Je prends pleine responsabilité de ma vie.
Pendant longtemps, cette phrase m’a semblé lourde.
Presque injuste.
Parce que comment prendre pleinement responsabilité d’une vie où, pendant des décennies, je me suis sentie différente… sans en comprendre la raison ?
Toute une vie à chercher qui j’étais vraiment
J’ai passé une grande partie de ma vie à me demander ce qui n’allait pas chez moi.
Pourquoi je me sentais à part.
Pourquoi je devais constamment m’adapter, performer, surcompenser.
Pourquoi certaines relations semblaient si naturelles pour les autres… et si complexes pour moi.
J’ai connu le rejet, parfois subtil, parfois frontal.
J’ai porté la culpabilité de ne pas être “comme il faut”.
J’ai oscillé entre des rôles extrêmes :
la femme forte, résiliente, celle qui tient tout…
et celle qui s’effondre en silence, épuisée, incomprise.
Une vie de montagnes russes.
D’héroïne à victime.
Encore et encore.
Et malgré tout, je n’ai jamais abandonné. Je considère que j'ai réussi.
Le diagnostic à 48 ans : un choc… et une clé
Recevoir un diagnostic d’autisme et de TDA à 48 ans, ce n’est pas anodin.
Ce n’est ni une étiquette de plus, ni une excuse.
C’est une clé de lecture.
Soudain, tout s’est réorganisé intérieurement.
Les épreuves.
L’hypersensibilité.
L’épuisement.
La suradaptation.
Le besoin de contrôle.
Les deuils (amitiés, projets, partenaires, famile)
Le corps qui parle quand l’esprit n’écoute plus.
Ce diagnostic n’a pas changé qui je suis.
Il m’a permis de cesser de me battre contre moi-même.
Car je serai toujours MOI.
La responsabilité… autrement
Aujourd’hui, je prends toujours mes responsabilités.
Mais différemment.
Je ne les prends plus à coups d’armure.
Je ne les prends plus en me niant.
Je ne les prends plus en forçant mon corps à suivre une cadence qui n’est pas la sienne.
J’accepte de laisser derrière moi l’armure que j’ai portée pendant 48 ans.
Celle qui m’a protégée, oui…
mais qui m’a aussi épuisée.
Je choisis maintenant ce qui est requis dans le moment présent.

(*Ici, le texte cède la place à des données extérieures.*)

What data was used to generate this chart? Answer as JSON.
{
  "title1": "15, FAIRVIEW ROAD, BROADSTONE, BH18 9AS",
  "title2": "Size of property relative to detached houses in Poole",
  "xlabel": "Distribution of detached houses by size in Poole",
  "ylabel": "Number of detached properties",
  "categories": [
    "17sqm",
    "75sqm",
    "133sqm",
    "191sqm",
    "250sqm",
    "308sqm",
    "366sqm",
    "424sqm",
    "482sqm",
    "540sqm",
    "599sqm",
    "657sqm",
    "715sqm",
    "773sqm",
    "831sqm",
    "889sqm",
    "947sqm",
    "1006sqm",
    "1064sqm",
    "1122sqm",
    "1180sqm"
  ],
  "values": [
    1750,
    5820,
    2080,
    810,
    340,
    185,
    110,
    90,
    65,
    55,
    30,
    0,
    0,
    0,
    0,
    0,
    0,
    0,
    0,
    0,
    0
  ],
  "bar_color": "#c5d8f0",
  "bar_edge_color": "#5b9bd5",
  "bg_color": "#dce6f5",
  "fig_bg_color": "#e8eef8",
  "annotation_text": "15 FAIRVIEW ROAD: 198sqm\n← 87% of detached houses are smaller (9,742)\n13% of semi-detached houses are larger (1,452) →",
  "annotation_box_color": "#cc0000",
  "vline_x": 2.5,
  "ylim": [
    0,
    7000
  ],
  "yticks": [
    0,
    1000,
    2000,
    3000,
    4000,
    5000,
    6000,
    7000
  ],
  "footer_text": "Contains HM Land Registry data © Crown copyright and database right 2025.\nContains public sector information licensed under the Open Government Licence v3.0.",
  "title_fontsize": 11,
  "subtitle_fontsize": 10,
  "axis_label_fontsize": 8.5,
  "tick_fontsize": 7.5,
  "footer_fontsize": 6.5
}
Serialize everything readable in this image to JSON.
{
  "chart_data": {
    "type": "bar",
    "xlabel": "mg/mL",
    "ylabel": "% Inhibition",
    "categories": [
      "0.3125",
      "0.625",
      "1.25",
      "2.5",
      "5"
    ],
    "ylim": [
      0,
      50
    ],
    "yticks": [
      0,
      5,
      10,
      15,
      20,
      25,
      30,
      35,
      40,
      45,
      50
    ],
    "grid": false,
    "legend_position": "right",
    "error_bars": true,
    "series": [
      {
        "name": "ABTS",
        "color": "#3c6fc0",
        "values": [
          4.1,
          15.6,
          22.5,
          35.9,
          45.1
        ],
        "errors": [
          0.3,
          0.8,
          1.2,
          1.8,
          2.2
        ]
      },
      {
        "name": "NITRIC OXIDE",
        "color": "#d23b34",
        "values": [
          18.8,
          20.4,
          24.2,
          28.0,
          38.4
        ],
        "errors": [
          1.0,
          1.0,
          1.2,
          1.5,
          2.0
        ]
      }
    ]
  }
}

Pas ce que je devrais être.
Pas ce que l’on attend de moi.
Ce qui est juste. Ici. Maintenant.
Mon corps a toujours su
Avec le recul, je réalise une chose essentielle :
mon corps a toujours su me protéger.
Les signaux.
La fatigue.
Les arrêts forcés.
Les malaises.
Les périodes d’isolement.
Ce n’était pas des faiblesses.
C’étaient des messages.
Aujourd’hui, je n’essaie plus de les faire taire.
J’apprends à les écouter.
En pleine conscience.
Sans jugement.
Une invitation à la responsabilité consciente
La responsabilité dont je parle aujourd’hui n’est pas un fardeau.
C’est un pouvoir doux.
Un choix lucide.
Un retour à soi.
C’est dans cet esprit que je te partage cette guidance hypnotique.
Tu la retrouveras l'audio ci-bas. Non pas pour te “corriger”.
Mais pour t’aider à te reconnecter à ton propre pouvoir intérieur, à ton rythme.
En conclusion
Prendre pleine responsabilité de sa vie ne signifie pas nier les épreuves.
Ni minimiser les blessures.
Ni faire comme si tout avait été simple.
Cela signifie arrêter de se battre contre soi.
Honorer son parcours.
Écouter son corps.
Et choisir, chaque jour, une forme de responsabilité plus consciente, plus respectueuse, plus alignée.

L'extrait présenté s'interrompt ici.